Spinal Cord Injury Journal

Strengthening Your Core Post-Injury

Written by Spinal Cord Team | January 10, 2020

For anyone with a spinal cord injury, being as strong as possible is the ultimate goal. Whenever a large portion of your body is paralyzed, it's always important to bolster your strength in other areas. Unfortunately, many people with spinal cord injuries forget about their core. Your core is your torso, back, and chest area, and the stronger you can be in this area, the stronger you'll feel overall.

Having a strong core will help you be more independent as well. With a stronger core, you'll have a better balance, which will enable you to do a lot more things on your own, such as reaching. We use our core in dozens of daily activities. Even if you're paralyzed in your core, you can still work on this area. Here are some of the best ways to increase your core strength after a spinal cord injury.

Trunk "Push-Ups"

If you're able to get on your stomach, an effective core-building exercise that uses your body is trunk lifts. To do this, get on your elbows or have someone help you, then push your trunk and upper back up down using your arm and torso muscles. This exercise works both your core muscles and your arm muscles, which can strengthen your core, especially if you do it in a repetitive pattern.

CrossFit Balance Work

CrossFit-inspired core work can easily be done in a wheelchair. One of the most popular components of CrossFit exercises is the equipment, which can be anything large and heavy you find. A popular piece of equipment that is used in many CrossFit exercises is a kettlebell. 

To do, hold a kettlebell with both arms and directly in front of you while balancing. For many, this is a strenuous enough workout by itself. For a more intense workout, while holding the kettlebell outwards practice leaning to your left and then to your right. You can also lean forward and picking it up off the floor to work on your core. 

Isometric Back Exercises

An easy core-strengthening exercise you can do in your wheelchair is an isometric back exercise called a back extensor. To do this, sit in your wheelchair with good posture, away from your chair's backrest, then relax the back into your backrest. Repetitively do this, which will help build strength in your back muscles and strengthen your core.

Spinal Twists

A core strengthening exercise that feels great when you live with paralysis is a spinal twist. A spinal twist involves grabbing the push handle of your wheelchair behind you, or the back of your wheelchair if you don’t have a push handle, and then using your opposite arm to reach across your lap to twist your spine in either a left or right direction depending on the side you’re working on. This not only releases tension in the back, but it can also work the muscles and strengthen your core. 

Lean in All Directions

Another core-strengthening exercise that targets your back muscles is leaning exercises. You can start by leaning in a forward direction and then sitting back up. Repeating this can strengthen your core. You can also try leaning to the side and then sitting back up again, and repetitively do this.
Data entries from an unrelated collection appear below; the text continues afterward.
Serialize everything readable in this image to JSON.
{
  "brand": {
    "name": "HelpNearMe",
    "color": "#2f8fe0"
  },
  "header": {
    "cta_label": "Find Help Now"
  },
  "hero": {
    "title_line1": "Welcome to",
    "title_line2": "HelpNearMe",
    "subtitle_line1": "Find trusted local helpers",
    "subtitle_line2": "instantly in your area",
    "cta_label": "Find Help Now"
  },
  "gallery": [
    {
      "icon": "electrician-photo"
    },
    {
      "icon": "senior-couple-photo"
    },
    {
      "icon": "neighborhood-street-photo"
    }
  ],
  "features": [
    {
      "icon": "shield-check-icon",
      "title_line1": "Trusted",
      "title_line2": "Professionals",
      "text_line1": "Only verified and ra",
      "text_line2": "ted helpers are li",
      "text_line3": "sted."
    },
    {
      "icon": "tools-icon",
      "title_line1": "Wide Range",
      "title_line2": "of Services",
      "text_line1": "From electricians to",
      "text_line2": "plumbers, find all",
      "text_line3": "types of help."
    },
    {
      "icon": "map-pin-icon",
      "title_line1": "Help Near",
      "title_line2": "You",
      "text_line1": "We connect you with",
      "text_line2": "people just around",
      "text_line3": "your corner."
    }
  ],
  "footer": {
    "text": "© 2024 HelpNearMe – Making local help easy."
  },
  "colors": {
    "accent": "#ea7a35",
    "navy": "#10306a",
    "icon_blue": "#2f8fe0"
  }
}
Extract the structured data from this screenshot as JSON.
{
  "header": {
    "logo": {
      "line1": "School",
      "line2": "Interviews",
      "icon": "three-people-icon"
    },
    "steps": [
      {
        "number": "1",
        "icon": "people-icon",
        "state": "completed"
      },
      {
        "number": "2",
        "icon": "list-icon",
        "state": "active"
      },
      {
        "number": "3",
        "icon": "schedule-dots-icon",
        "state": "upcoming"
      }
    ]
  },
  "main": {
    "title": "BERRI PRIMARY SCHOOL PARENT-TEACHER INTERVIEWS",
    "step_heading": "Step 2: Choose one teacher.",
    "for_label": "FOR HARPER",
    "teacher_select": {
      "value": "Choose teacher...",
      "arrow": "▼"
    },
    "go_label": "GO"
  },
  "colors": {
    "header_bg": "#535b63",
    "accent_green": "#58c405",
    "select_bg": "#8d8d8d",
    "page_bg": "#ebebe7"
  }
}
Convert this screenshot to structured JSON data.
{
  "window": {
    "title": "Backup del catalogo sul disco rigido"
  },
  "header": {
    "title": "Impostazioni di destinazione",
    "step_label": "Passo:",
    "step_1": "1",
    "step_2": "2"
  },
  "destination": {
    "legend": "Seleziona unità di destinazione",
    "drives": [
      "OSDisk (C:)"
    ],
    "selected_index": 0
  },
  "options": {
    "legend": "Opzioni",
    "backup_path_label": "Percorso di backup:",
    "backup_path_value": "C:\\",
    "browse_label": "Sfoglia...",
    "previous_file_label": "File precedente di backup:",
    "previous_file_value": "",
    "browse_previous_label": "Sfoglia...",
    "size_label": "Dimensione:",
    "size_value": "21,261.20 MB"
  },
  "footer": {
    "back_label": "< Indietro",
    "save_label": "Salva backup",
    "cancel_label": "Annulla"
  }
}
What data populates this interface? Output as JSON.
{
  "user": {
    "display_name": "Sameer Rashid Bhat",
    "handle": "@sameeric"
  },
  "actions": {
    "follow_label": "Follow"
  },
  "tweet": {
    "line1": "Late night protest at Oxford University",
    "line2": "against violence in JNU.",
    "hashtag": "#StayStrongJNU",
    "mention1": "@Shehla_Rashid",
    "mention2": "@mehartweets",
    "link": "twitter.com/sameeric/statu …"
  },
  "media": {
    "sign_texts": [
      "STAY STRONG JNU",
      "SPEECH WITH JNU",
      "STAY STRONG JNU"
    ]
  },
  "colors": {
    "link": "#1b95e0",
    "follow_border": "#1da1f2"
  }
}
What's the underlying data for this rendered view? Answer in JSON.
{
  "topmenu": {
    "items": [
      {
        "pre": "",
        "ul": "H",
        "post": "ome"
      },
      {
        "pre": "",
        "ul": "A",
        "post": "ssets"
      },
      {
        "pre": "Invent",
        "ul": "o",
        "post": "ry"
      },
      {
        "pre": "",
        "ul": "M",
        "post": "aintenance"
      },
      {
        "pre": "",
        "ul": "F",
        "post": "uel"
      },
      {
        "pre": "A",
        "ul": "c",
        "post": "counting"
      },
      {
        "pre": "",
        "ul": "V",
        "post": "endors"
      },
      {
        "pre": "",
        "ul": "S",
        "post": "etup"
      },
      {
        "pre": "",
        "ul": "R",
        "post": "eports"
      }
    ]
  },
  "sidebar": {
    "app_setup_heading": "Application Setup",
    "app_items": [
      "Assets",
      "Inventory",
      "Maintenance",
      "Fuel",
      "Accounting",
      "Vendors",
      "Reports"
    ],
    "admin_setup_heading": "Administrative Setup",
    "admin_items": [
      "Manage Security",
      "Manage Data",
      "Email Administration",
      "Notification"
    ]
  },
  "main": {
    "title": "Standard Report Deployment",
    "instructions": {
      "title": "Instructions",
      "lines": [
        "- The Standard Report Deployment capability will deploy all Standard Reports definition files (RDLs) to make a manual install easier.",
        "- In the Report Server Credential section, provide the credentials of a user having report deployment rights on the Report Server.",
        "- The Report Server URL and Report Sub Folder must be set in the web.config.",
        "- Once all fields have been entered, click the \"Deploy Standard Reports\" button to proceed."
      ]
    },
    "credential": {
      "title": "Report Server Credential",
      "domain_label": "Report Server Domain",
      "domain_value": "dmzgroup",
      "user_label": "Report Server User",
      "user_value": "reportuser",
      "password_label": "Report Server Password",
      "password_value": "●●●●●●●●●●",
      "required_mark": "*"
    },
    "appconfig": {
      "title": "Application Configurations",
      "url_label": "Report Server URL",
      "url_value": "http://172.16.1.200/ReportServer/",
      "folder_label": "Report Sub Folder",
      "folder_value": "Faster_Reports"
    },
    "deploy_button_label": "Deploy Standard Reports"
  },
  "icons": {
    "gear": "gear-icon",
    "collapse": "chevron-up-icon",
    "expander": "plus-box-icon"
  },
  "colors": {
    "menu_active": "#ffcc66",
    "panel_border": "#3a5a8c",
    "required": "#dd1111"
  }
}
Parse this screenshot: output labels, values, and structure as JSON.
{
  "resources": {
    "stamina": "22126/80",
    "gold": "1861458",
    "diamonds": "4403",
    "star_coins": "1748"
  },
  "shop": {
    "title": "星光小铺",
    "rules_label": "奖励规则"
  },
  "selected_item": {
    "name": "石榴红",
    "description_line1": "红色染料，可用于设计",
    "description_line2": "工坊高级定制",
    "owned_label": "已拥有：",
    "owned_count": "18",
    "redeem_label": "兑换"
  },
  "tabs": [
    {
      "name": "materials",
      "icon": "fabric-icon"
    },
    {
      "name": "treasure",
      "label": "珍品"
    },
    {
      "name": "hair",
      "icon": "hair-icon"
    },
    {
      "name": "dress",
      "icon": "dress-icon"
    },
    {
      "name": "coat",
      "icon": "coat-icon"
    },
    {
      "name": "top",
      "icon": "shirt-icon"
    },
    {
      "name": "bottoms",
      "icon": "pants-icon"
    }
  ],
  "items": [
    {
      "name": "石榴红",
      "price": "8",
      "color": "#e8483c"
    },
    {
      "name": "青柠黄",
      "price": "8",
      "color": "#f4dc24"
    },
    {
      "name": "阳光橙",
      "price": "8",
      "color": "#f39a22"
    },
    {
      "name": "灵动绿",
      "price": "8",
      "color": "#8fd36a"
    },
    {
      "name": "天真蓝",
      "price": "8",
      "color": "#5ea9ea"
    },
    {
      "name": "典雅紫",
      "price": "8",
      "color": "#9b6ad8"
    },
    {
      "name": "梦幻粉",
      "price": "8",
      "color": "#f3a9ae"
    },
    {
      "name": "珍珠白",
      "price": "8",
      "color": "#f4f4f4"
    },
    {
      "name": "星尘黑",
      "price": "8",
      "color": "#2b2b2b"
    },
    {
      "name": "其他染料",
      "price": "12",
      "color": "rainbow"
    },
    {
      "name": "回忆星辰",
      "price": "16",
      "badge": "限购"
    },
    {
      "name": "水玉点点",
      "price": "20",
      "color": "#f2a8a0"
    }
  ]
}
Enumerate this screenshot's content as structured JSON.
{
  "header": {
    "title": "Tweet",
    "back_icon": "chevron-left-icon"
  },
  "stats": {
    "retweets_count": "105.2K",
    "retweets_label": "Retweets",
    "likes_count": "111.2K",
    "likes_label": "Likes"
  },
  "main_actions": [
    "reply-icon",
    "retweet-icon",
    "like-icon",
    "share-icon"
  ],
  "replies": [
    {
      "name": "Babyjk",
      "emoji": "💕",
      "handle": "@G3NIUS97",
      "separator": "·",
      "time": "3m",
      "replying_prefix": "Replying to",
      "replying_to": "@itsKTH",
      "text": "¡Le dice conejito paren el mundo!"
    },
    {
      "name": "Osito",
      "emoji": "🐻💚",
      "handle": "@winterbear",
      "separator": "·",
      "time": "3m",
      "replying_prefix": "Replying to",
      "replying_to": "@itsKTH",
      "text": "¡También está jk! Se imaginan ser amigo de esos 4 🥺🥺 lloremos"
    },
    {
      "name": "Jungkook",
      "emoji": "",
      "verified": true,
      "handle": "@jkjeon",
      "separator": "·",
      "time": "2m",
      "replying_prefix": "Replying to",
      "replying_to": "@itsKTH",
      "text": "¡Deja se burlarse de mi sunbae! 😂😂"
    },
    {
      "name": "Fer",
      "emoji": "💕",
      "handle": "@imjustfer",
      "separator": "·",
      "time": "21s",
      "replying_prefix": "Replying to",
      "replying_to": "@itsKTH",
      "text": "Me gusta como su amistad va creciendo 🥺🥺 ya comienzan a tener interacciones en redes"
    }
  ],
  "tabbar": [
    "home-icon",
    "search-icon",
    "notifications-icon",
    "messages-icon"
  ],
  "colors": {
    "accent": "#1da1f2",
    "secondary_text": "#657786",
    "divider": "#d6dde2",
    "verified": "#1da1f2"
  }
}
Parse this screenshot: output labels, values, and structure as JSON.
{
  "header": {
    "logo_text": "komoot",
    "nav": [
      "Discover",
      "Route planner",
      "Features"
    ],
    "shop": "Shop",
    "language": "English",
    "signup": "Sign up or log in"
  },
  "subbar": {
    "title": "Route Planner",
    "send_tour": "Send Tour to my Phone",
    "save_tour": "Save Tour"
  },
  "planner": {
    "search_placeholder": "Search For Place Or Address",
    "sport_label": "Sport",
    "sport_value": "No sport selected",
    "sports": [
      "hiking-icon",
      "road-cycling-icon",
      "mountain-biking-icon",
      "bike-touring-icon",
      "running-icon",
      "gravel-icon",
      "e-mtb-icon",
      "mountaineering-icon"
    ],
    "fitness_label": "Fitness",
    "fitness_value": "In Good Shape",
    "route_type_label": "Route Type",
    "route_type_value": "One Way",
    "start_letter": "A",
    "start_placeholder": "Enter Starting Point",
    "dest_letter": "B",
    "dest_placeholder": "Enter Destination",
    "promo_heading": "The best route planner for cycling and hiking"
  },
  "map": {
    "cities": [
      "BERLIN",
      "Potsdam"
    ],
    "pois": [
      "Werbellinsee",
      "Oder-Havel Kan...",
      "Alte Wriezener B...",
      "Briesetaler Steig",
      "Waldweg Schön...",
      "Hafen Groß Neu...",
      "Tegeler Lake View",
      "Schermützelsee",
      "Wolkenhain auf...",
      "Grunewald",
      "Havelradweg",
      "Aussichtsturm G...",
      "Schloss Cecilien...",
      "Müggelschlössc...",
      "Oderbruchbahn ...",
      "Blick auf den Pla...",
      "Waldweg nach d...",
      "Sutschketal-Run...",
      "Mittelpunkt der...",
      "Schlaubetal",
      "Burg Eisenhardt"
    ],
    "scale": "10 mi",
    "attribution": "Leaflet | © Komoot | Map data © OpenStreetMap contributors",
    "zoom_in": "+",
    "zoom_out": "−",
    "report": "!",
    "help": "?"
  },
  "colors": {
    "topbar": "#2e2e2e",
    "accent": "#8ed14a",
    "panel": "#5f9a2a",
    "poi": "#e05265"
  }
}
(Passive) Lower-Body Twists

If you have the assistance of someone, get out of your wheelchair and onto your bed or mat, and have someone assist you with rotating your lower body, with your knees slightly bent, and rotate either to the left are the right while keeping your upper body still. This back and forth motion stretch your core muscles, which can help strengthen them.

At the end of the day, don't forget to focus on your core as you work out and throughout your life as you live with a spinal cord injury. Making sure you keep your core as strong as possible will ensure you’re as independent as you possibly can be for a long time to come.